History of the Judicial Appointments Commission

The creation of the JAC was an important move towards greater separation of powers between the legislature, the executive and the judiciary, and a significant step forward for the constitution and the Country.

In 2003 the Government announced its intention to change the system for making appointments to judicial offices in England and Wales. The reform was an important step towards strengthening the drive to officially enshrine judicial independence in law, enhancing accountability and ensuring greater public confidence.

Lord Falconer, then Secretary of State for Constitutional Affairs, asserted that it was no longer acceptable for judicial appointments to be entirely in the hands of a Government Minister.

Accordingly, he announced the Government’s intention to establish an independent Judicial Appointments Commission (JAC) to recommend candidates for judicial appointments on a more transparent basis.

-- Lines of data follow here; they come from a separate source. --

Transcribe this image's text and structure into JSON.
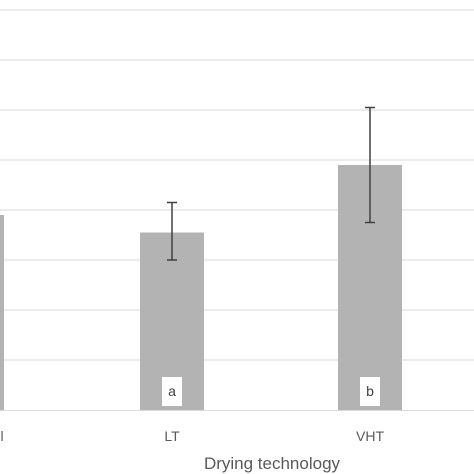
{
  "chart_data": {
    "type": "bar",
    "xlabel": "Drying technology",
    "categories": [
      "",
      "LT",
      "VHT"
    ],
    "visible_partial_label": "l",
    "values": [
      3.9,
      3.55,
      4.9
    ],
    "error_low": [
      null,
      3.0,
      3.75
    ],
    "error_high": [
      null,
      4.15,
      6.05
    ],
    "significance_letters": [
      "",
      "a",
      "b"
    ],
    "ylim": [
      0,
      8
    ],
    "y_grid_step": 1,
    "grid": true,
    "bar_color": "#b3b3b3",
    "grid_color": "#d9d9d9",
    "error_color": "#404040"
  }
}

Following extensive consultation, the Constitutional Reform Act 2005 (CRA) received Royal Assent in March 2005. The Act enshrined in law the independence of the judiciary and radically changed the way Judges are appointed.

As a result of the Act, the JAC was formally established on 3 April 2006.

Under the CRA, the JAC’s statutory duties are to:

  • select candidates solely on merit
  • select only people of good character
  • have regard to the need to encourage diversity in the range of persons available for judicial selection

The judicial appointments for which the JAC makes selections are set out in Schedule 14 to the CRA.